My first memories of a Christmas tree at home was Dad cutting a branch off one of the trees growing behind the house and dragging it up and erecting it in the lounge room. They use to touch the ceiling and be very odd shapes. My mother, being a botanist and a greenie, use to complain bitterly that he had damaged the tree so we would end up going to look elsewhere for a tree. Eventually, dad would take us down to the shops and would buy one from a man who would sell trees already cut down and would bring it home on top of the car or hanging out the boot.
We virtually spent less than a pound each year. As we got older, mother had suggested that we grow a tree in a pot. Not a bad idea for a greenie, however the Bribie Island Pines did not seem to grow too many branches when in pots, so she dug up a hoop pine seedling in the back yard and put it in the pot. We are talking a six inch seedling and it had only managed to grow to two feet high by Christmas in a huge pot. I think she had dreams of this tree eventually growing huge. She insisted that that was our tree from now on. It never really was the same.
Each year the same decorations would come out of the cupboard. Nothing was ever thrown out. We were always encouraged to make our own decorations or to paint the pine cones or seed pods from the trees, and put them under the tree or do a table decoration. Originally on the bigger trees it was a few balls and tinsel and some homemade decorations collected over the years. As the tree got smaller it was only one piece of tinsel and a star that she could fit.
All of this is very different to today. We now come from a disposable society so people tend to change their trees more frequently and it means nothing to go out and buy another tree, or to pick a cut down tree from the shop. I have been encouraged to have a fake tree and they seem to come in many colours and shapes. The question comes down to how much do you spend on Christmas decorations each year.

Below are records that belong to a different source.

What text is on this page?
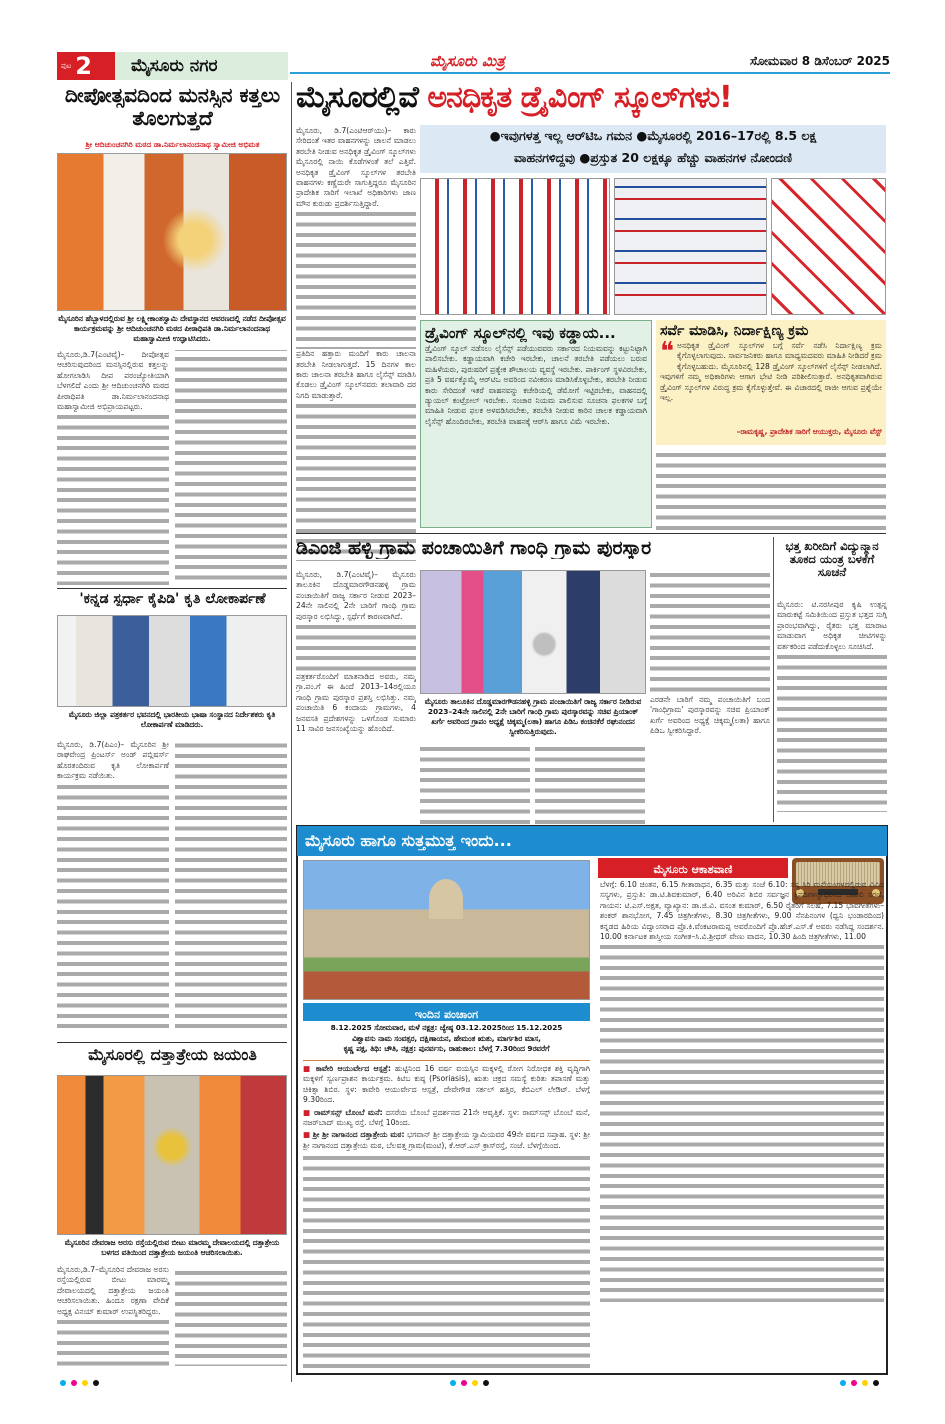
ಪುಟ 2 ಮೈಸೂರು ನಗರ	ಮೈಸೂರು ಮಿತ್ರ	ಸೋಮವಾರ 8 ಡಿಸೆಂಬರ್ 2025
ದೀಪೋತ್ಸವದಿಂದ ಮನಸ್ಸಿನ ಕತ್ತಲು ತೊಲಗುತ್ತದೆ
ಶ್ರೀ ಆದಿಚುಂಚನಗಿರಿ ಮಠದ ಡಾ.ನಿರ್ಮಲಾನಂದನಾಥ ಸ್ವಾಮೀಜಿ ಅಭಿಮತ
ಮೈಸೂರಿನ ಹೆಬ್ಬಾಳದಲ್ಲಿರುವ ಶ್ರೀ ಲಕ್ಷ್ಮೀಕಾಂತಸ್ವಾಮಿ ದೇವಸ್ಥಾನದ ಆವರಣದಲ್ಲಿ ನಡೆದ ದೀಪೋತ್ಸವ ಕಾರ್ಯಕ್ರಮವನ್ನು ಶ್ರೀ ಆದಿಚುಂಚನಗಿರಿ ಮಠದ ಪೀಠಾಧಿಪತಿ ಡಾ.ನಿರ್ಮಲಾನಂದನಾಥ ಮಹಾಸ್ವಾಮೀಜಿ ಉದ್ಘಾಟಿಸಿದರು.
ಮೈಸೂರು,ಡಿ.7(ಎಂಟಿವೈ)– ದೀಪೋತ್ಸವ ಆಚರಿಸುವುದರಿಂದ ಮನಸ್ಸಿನಲ್ಲಿರುವ ಕತ್ತಲನ್ನು ಹೋಗಲಾಡಿಸಿ ದೀಪ ಪರಂಜ್ಯೋತಿಯಾಗಿ ಬೆಳಗಲಿದೆ ಎಂದು ಶ್ರೀ ಆದಿಚುಂಚನಗಿರಿ ಮಠದ ಪೀಠಾಧಿಪತಿ ಡಾ.ನಿರ್ಮಲಾನಂದನಾಥ ಮಹಾಸ್ವಾಮೀಜಿ ಅಭಿಪ್ರಾಯಪಟ್ಟರು.
'ಕನ್ನಡ ಸ್ಪರ್ಧಾ ಕೈಪಿಡಿ' ಕೃತಿ ಲೋಕಾರ್ಪಣೆ
ಮೈಸೂರು ಜಿಲ್ಲಾ ಪತ್ರಕರ್ತರ ಭವನದಲ್ಲಿ ಭಾರತೀಯ ಭಾಷಾ ಸಂಸ್ಥಾನದ ನಿರ್ದೇಶಕರು ಕೃತಿ ಲೋಕಾರ್ಪಣೆ ಮಾಡಿದರು.
ಮೈಸೂರು, ಡಿ.7(ಪಿಎಂ)– ಮೈಸೂರಿನ ಶ್ರೀ ರಾಘವೇಂದ್ರ ಪ್ರಿಂಟರ್ಸ್ ಅಂಡ್ ಪಬ್ಲಿಷರ್ಸ್ ಹೊರತಂದಿರುವ ಕೃತಿ ಲೋಕಾರ್ಪಣೆ ಕಾರ್ಯಕ್ರಮ ನಡೆಯಿತು.
ಮೈಸೂರಲ್ಲಿ ದತ್ತಾತ್ರೇಯ ಜಯಂತಿ
ಮೈಸೂರಿನ ದೇವರಾಜ ಅರಸು ರಸ್ತೆಯಲ್ಲಿರುವ ಬೀಟು ಮಾರಮ್ಮ ದೇವಾಲಯದಲ್ಲಿ ದತ್ತಾತ್ರೇಯ ಬಳಗದ ವತಿಯಿಂದ ದತ್ತಾತ್ರೇಯ ಜಯಂತಿ ಆಚರಿಸಲಾಯಿತು.
ಮೈಸೂರು,ಡಿ.7–ಮೈಸೂರಿನ ದೇವರಾಜ ಅರಸು ರಸ್ತೆಯಲ್ಲಿರುವ ಬೀಟು ಮಾರಮ್ಮ ದೇವಾಲಯದಲ್ಲಿ ದತ್ತಾತ್ರೇಯ ಜಯಂತಿ ಆಚರಿಸಲಾಯಿತು. ಹಿಂದೂ ರಕ್ಷಣಾ ವೇದಿಕೆ ಅಧ್ಯಕ್ಷ ವಿನಯ್ ಕುಮಾರ್ ಉಪಸ್ಥಿತರಿದ್ದರು.
ಮೈಸೂರಲ್ಲಿವೆ ಅನಧಿಕೃತ ಡ್ರೈವಿಂಗ್ ಸ್ಕೂಲ್‌ಗಳು!
ಮೈಸೂರು, ಡಿ.7(ಎಂಟಿಆರ್‌ಯು)– ಕಾರು ಸೇರಿದಂತೆ ಇತರ ವಾಹನಗಳನ್ನು ಚಾಲನೆ ಮಾಡಲು ತರಬೇತಿ ನೀಡುವ ಅನಧಿಕೃತ ಡ್ರೈವಿಂಗ್ ಸ್ಕೂಲ್‌ಗಳು ಮೈಸೂರಲ್ಲಿ ನಾಯಿ ಕೊಡೆಗಳಂತೆ ತಲೆ ಎತ್ತಿವೆ. ಅನಧಿಕೃತ ಡ್ರೈವಿಂಗ್ ಸ್ಕೂಲ್‌ಗಳ ತರಬೇತಿ ವಾಹನಗಳು ಕಣ್ಣೆದುರೇ ಸಾಗುತ್ತಿದ್ದರೂ ಮೈಸೂರಿನ ಪ್ರಾದೇಶಿಕ ಸಾರಿಗೆ ಇಲಾಖೆ ಅಧಿಕಾರಿಗಳು ಜಾಣ ಮೌನ ಕುರುಡು ಪ್ರದರ್ಶಿಸುತ್ತಿದ್ದಾರೆ.
ಪ್ರತಿದಿನ ಹತ್ತಾರು ಮಂದಿಗೆ ಕಾರು ಚಾಲನಾ ತರಬೇತಿ ನೀಡಲಾಗುತ್ತದೆ. 15 ದಿನಗಳ ಕಾಲ ಕಾರು ಚಾಲನಾ ತರಬೇತಿ ಹಾಗೂ ಲೈಸೆನ್ಸ್ ಮಾಡಿಸಿ ಕೊಡಲು ಡ್ರೈವಿಂಗ್ ಸ್ಕೂಲ್‌ನವರು ತಲಾವಾರಿ ದರ ನಿಗದಿ ಮಾಡುತ್ತಾರೆ.
●ಇವುಗಳತ್ತ ಇಲ್ಲ ಆರ್‌ಟಿಒ ಗಮನ ●ಮೈಸೂರಲ್ಲಿ 2016–17ರಲ್ಲಿ 8.5 ಲಕ್ಷ
ವಾಹನಗಳಿದ್ದವು ●ಪ್ರಸ್ತುತ 20 ಲಕ್ಷಕ್ಕೂ ಹೆಚ್ಚು ವಾಹನಗಳ ನೋಂದಣಿ
ಡ್ರೈವಿಂಗ್ ಸ್ಕೂಲ್‌ನಲ್ಲಿ ಇವು ಕಡ್ಡಾಯ...
ಡ್ರೈವಿಂಗ್ ಸ್ಕೂಲ್ ನಡೆಸಲು ಲೈಸೆನ್ಸ್ ಪಡೆಯುವವರು ಸರ್ಕಾರದ ನಿಯಮವನ್ನು ಕಟ್ಟುನಿಟ್ಟಾಗಿ ಪಾಲಿಸಬೇಕು. ಕಡ್ಡಾಯವಾಗಿ ಕಚೇರಿ ಇರಬೇಕು, ಚಾಲನೆ ತರಬೇತಿ ಪಡೆಯಲು ಬರುವ ಮಹಿಳೆಯರು, ಪುರುಷರಿಗೆ ಪ್ರತ್ಯೇಕ ಶೌಚಾಲಯ ವ್ಯವಸ್ಥೆ ಇರಬೇಕು. ಪಾರ್ಕಿಂಗ್ ಸ್ಥಳವಿರಬೇಕು, ಪ್ರತಿ 5 ವರ್ಷಕ್ಕೊಮ್ಮೆ ಆರ್‌ಟಿಒ ಅವರಿಂದ ನವೀಕರಣ ಮಾಡಿಸಿಕೊಳ್ಳಬೇಕು, ತರಬೇತಿ ನೀಡುವ ಕಾರು ಸೇರಿದಂತೆ ಇತರೆ ವಾಹನವನ್ನು ಕಚೇರಿಯಲ್ಲಿ ಡೆಮೋಗೆ ಇಟ್ಟಿರಬೇಕು, ವಾಹನದಲ್ಲಿ ಡ್ಯುಯಲ್ ಕಂಟ್ರೋಲ್ ಇರಬೇಕು. ಸಂಚಾರ ನಿಯಮ ಪಾಲಿಸುವ ಸೂಚನಾ ಫಲಕಗಳ ಬಗ್ಗೆ ಮಾಹಿತಿ ನೀಡುವ ಫಲಕ ಅಳವಡಿಸಿರಬೇಕು, ತರಬೇತಿ ನೀಡುವ ಕಾರಿನ ಚಾಲಕ ಕಡ್ಡಾಯವಾಗಿ ಲೈಸೆನ್ಸ್ ಹೊಂದಿರಬೇಕು, ತರಬೇತಿ ವಾಹನಕ್ಕೆ ಆರ್‌ಸಿ ಹಾಗೂ ವಿಮೆ ಇರಬೇಕು.
ಸರ್ವೆ ಮಾಡಿಸಿ, ನಿರ್ದಾಕ್ಷಿಣ್ಯ ಕ್ರಮ
❝ ಅನಧಿಕೃತ ಡ್ರೈವಿಂಗ್ ಸ್ಕೂಲ್‌ಗಳ ಬಗ್ಗೆ ಸರ್ವೆ ನಡೆಸಿ ನಿರ್ದಾಕ್ಷಿಣ್ಯ ಕ್ರಮ ಕೈಗೊಳ್ಳಲಾಗುವುದು. ಸಾರ್ವಜನಿಕರು ಹಾಗೂ ಮಾಧ್ಯಮದವರು ಮಾಹಿತಿ ನೀಡಿದರೆ ಕ್ರಮ ಕೈಗೊಳ್ಳಬಹುದು. ಮೈಸೂರಿನಲ್ಲಿ 128 ಡ್ರೈವಿಂಗ್ ಸ್ಕೂಲ್‌ಗಳಿಗೆ ಲೈಸೆನ್ಸ್ ನೀಡಲಾಗಿದೆ. ಇವುಗಳಿಗೆ ನಮ್ಮ ಅಧಿಕಾರಿಗಳು ಆಗಾಗ ಭೇಟಿ ನೀಡಿ ಪರಿಶೀಲಿಸುತ್ತಾರೆ. ಅನಧಿಕೃತವಾಗಿರುವ ಡ್ರೈವಿಂಗ್ ಸ್ಕೂಲ್‌ಗಳ ವಿರುದ್ಧ ಕ್ರಮ ಕೈಗೊಳ್ಳುತ್ತೇವೆ. ಈ ವಿಚಾರದಲ್ಲಿ ರಾಜೀ ಆಗುವ ಪ್ರಶ್ನೆಯೇ ಇಲ್ಲ.
–ರಾಮಕೃಷ್ಣ, ಪ್ರಾದೇಶಿಕ ಸಾರಿಗೆ ಆಯುಕ್ತರು, ಮೈಸೂರು ವೆಸ್ಟ್
ಡಿಎಂಜಿ ಹಳ್ಳಿ ಗ್ರಾಮ ಪಂಚಾಯಿತಿಗೆ ಗಾಂಧಿ ಗ್ರಾಮ ಪುರಸ್ಕಾರ
ಮೈಸೂರು, ಡಿ.7(ಎಂಟಿವೈ)– ಮೈಸೂರು ತಾಲೂಕಿನ ದೊಡ್ಡಮಾರಗೌಡನಹಳ್ಳಿ ಗ್ರಾಮ ಪಂಚಾಯಿತಿಗೆ ರಾಜ್ಯ ಸರ್ಕಾರ ನೀಡುವ 2023–24ನೇ ಸಾಲಿನಲ್ಲಿ 2ನೇ ಬಾರಿಗೆ ಗಾಂಧಿ ಗ್ರಾಮ ಪುರಸ್ಕಾರ ಲಭಿಸಿದ್ದು, ಸ್ಪರ್ಧೆಗೆ ಕಾರಣವಾಗಿದೆ.
ಪತ್ರಕರ್ತರೊಂದಿಗೆ ಮಾತನಾಡಿದ ಅವರು, ನಮ್ಮ ಗ್ರಾ.ಪಂ.ಗೆ ಈ ಹಿಂದೆ 2013–14ರಲ್ಲಿಯೂ ಗಾಂಧಿ ಗ್ರಾಮ ಪುರಸ್ಕಾರ ಪ್ರಶಸ್ತಿ ಲಭಿಸಿತ್ತು. ನಮ್ಮ ಪಂಚಾಯಿತಿ 6 ಕಂದಾಯ ಗ್ರಾಮಗಳು, 4 ಜನವಸತಿ ಪ್ರದೇಶಗಳನ್ನು ಒಳಗೊಂಡ ಸುಮಾರು 11 ಸಾವಿರ ಜನಸಂಖ್ಯೆಯನ್ನು ಹೊಂದಿದೆ.
ಮೈಸೂರು ತಾಲೂಕಿನ ದೊಡ್ಡಮಾರಗೌಡನಹಳ್ಳಿ ಗ್ರಾಮ ಪಂಚಾಯಿತಿಗೆ ರಾಜ್ಯ ಸರ್ಕಾರ ನೀಡಿರುವ 2023–24ನೇ ಸಾಲಿನಲ್ಲಿ 2ನೇ ಬಾರಿಗೆ ಗಾಂಧಿ ಗ್ರಾಮ ಪುರಸ್ಕಾರವನ್ನು ಸಚಿವ ಪ್ರಿಯಾಂಕ್ ಖರ್ಗೆ ಅವರಿಂದ ಗ್ರಾಪಂ ಅಧ್ಯಕ್ಷೆ ಚಿಕ್ಕಮ್ಮ(ಲತಾ) ಹಾಗೂ ಪಿಡಿಒ ಕಂಚಿನಕೆರೆ ರಘುನಂದನ ಸ್ವೀಕರಿಸುತ್ತಿರುವುದು.
ಎರಡನೇ ಬಾರಿಗೆ ನಮ್ಮ ಪಂಚಾಯಿತಿಗೆ ಬಂದ 'ಗಾಂಧಿಗ್ರಾಮ' ಪುರಸ್ಕಾರವನ್ನು ಸಚಿವ ಪ್ರಿಯಾಂಕ್ ಖರ್ಗೆ ಅವರಿಂದ ಅಧ್ಯಕ್ಷೆ ಚಿಕ್ಕಮ್ಮ(ಲತಾ) ಹಾಗೂ ಪಿಡಿಒ ಸ್ವೀಕರಿಸಿದ್ದಾರೆ.
ಭತ್ತ ಖರೀದಿಗೆ ವಿದ್ಯುನ್ಮಾನ ತೂಕದ ಯಂತ್ರ ಬಳಕೆಗೆ ಸೂಚನೆ
ಮೈಸೂರು: ಟಿ.ನರಸೀಪುರ ಕೃಷಿ ಉತ್ಪನ್ನ ಮಾರುಕಟ್ಟೆ ಸಮಿತಿಯಿಂದ ಪ್ರಸ್ತುತ ಭತ್ತದ ಸುಗ್ಗಿ ಪ್ರಾರಂಭವಾಗಿದ್ದು, ರೈತರು ಭತ್ತ ಮಾರಾಟ ಮಾಡುವಾಗ ಅಧಿಕೃತ ಚೀಟಿಗಳನ್ನು ವರ್ತಕರಿಂದ ಪಡೆದುಕೊಳ್ಳಲು ಸೂಚಿಸಿದೆ.
ಮೈಸೂರು ಹಾಗೂ ಸುತ್ತಮುತ್ತ ಇಂದು...
ಇಂದಿನ ಪಂಚಾಂಗ
8.12.2025 ಸೋಮವಾರ, ಮಳೆ ನಕ್ಷತ್ರ: ಜ್ಯೇಷ್ಠ 03.12.2025ರಿಂದ 15.12.2025
ವಿಶ್ವಾವಸು ನಾಮ ಸಂವತ್ಸರ, ದಕ್ಷಿಣಾಯನ, ಹೇಮಂತ ಋತು, ಮಾರ್ಗಶಿರ ಮಾಸ,
ಕೃಷ್ಣ ಪಕ್ಷ, ತಿಥಿ: ಚೌತಿ, ನಕ್ಷತ್ರ: ಪುನರ್ವಸು, ರಾಹುಕಾಲ: ಬೆಳಗ್ಗೆ 7.30ರಿಂದ 9ರವರೆಗೆ
■ ಕಾವೇರಿ ಆಯುರ್ವೇದ ಆಸ್ಪತ್ರೆ: ಹುಟ್ಟಿನಿಂದ 16 ವರ್ಷ ವಯಸ್ಸಿನ ಮಕ್ಕಳಲ್ಲಿ ರೋಗ ನಿರೋಧಕ ಶಕ್ತಿ ವೃದ್ಧಿಗಾಗಿ ಮಕ್ಕಳಿಗೆ ಸ್ವರ್ಣಪ್ರಾಶನ ಕಾರ್ಯಕ್ರಮ. ಕಿಟಿಬ ಕುಷ್ಠ (Psoriasis), ಋತು ಚಕ್ರದ ಸಮಸ್ಯೆ ಕುರಿತು ತಪಾಸಣೆ ಮತ್ತು ಚಿಕಿತ್ಸಾ ಶಿಬಿರ. ಸ್ಥಳ: ಕಾವೇರಿ ಆಯುರ್ವೇದ ಆಸ್ಪತ್ರೆ, ದೇವೇಗೌಡ ಸರ್ಕಲ್ ಹತ್ತಿರ, ಕೆಬಿಎಲ್ ಲೇಔಟ್. ಬೆಳಗ್ಗೆ 9.30ರಿಂದ.
■ ರಾಮ್‌ಸನ್ಸ್ ಬೊಂಬೆ ಮನೆ: ದಸರೆಯ ಬೊಂಬೆ ಪ್ರದರ್ಶನದ 21ನೇ ಆವೃತ್ತಿಕೆ. ಸ್ಥಳ: ರಾಮ್‌ಸನ್ಸ್ ಬೊಂಬೆ ಮನೆ, ನಜರ್‌ಬಾದ್ ಮುಖ್ಯ ರಸ್ತೆ. ಬೆಳಗ್ಗೆ 10ರಿಂದ.
■ ಶ್ರೀ ಶ್ರೀ ನಾಗಾನಂದ ದತ್ತಾತ್ರೇಯ ಮಠ: ಭಗವಾನ್ ಶ್ರೀ ದತ್ತಾತ್ರೇಯ ಸ್ವಾಮಿಯವರ 49ನೇ ವರ್ಷದ ಸಪ್ತಾಹ. ಸ್ಥಳ: ಶ್ರೀ ಶ್ರೀ ನಾಗಾನಂದ ದತ್ತಾತ್ರೇಯ ಮಠ, ಬೆಲವತ್ತ ಗ್ರಾಮ(ಮಂಟಿ), ಕೆ.ಆರ್.ಎಸ್ ಕ್ರಾಸ್‌ರಸ್ತೆ, ಸಂಜೆ. ಬೆಳಗ್ಗೆಯಿಂದ.
ಮೈಸೂರು ಆಕಾಶವಾಣಿ
ಬೆಳಗ್ಗೆ: 6.10 ಚಿಂತನ, 6.15 ಗೀತಾರಾಧನ, 6.35 ಮತ್ತು ಸಂಜೆ 6.10: ಸಸ್ಯ ಸಿರಿ ಮನೆಯಂಗಳದಲ್ಲಿರುವ ವಿವಿಧ ಸಸ್ಯಗಳು, ಪ್ರಸ್ತುತಿ: ಡಾ.ಟಿ.ಶಿವಕುಮಾರ್, 6.40 ಅರಿವಿನ ಶಿಬಿರ ಸರ್ವಜ್ಞನ ತ್ರಿಪದಿಗಳನ್ನಾಧರಿಸಿದ ಚಾಪಲಿ ಸರಣಿ, ಗಾಯನ: ಟಿ.ಎಸ್.ಅಕ್ಷತ, ವ್ಯಾಖ್ಯಾನ: ಡಾ.ಜಿ.ವಿ. ವಸಂತ ಕುಮಾರ್, 6.50 ರೈತರಿಗೆ ಸಲಹೆ, 7.15 ಭಾವಗೀತೆಗಳು– ಶಂಕರ್ ಶಾನಭೋಗ, 7.45 ಚಿತ್ರಗೀತೆಗಳು, 8.30 ಚಿತ್ರಗೀತೆಗಳು, 9.00 ನೆನಪಿನಂಗಳ (ಧ್ವನಿ ಭಂಡಾರದಿಂದ) ಕನ್ನಡದ ಹಿರಿಯ ವಿದ್ವಾಂಸರಾದ ಪ್ರೊ.ಕಿ.ವೆಂಕಟರಾಮಪ್ಪ ಅವರೊಂದಿಗೆ ಪ್ರೊ.ಹೆಚ್.ಎಸ್.ಕೆ ಅವರು ನಡೆಸಿದ್ದ ಸಂದರ್ಶನ. 10.00 ಕರ್ನಾಟಕ ಶಾಸ್ತ್ರೀಯ ಸಂಗೀತ–ಸಿ.ವಿ.ಶ್ರೀಧರ್ ವೇಣು ವಾದನ, 10.30 ಹಿಂದಿ ಚಿತ್ರಗೀತೆಗಳು, 11.00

I can remember downsizing last year and my husband had his eyes on the three Christmas trees that I owned. He told me we no longer needed to carry these to every house we moved into. I had agreed to throw out the biggest tree and I noticed he had thrown out the smallest one but I did recover that. So the battle remains. Why do you need two Christmas trees at our age when you find you are often having Christmas elsewhere with your kids?
So all those trees you are throwing out, and the decorations, are ending up either at the dump or at the op shop. Have you ever considered when you do need decorations or a tree, you can cut costs by buying second hand? And have you looked at the range available? We took a trip around the second hand and dump market shops on the Sunshine Coast to see what quality of decorations you could get.
The displays in some of the second hand shops were really quite amazing. The teddy bears looked new, the Christmas trees looked unused, the decorations were just like you would buy from anywhere else – and all in very good condition. Some of the ladies in the shops had taken time to put together some very nice displays. There were plastic blow up Santas, sleighs, dolls, tinsel, teddy bears, and many other decorations for the Christmas dinner table.
The dump shop did not seem to have as many Christmas decorations however things seem to sell really quickly at these shops, so you have to be there early to get a bargain. Give some thought to your Christmas tree and decorations this year and if you are limited on funds, take a look at these charity shops and see if you can find something that suits.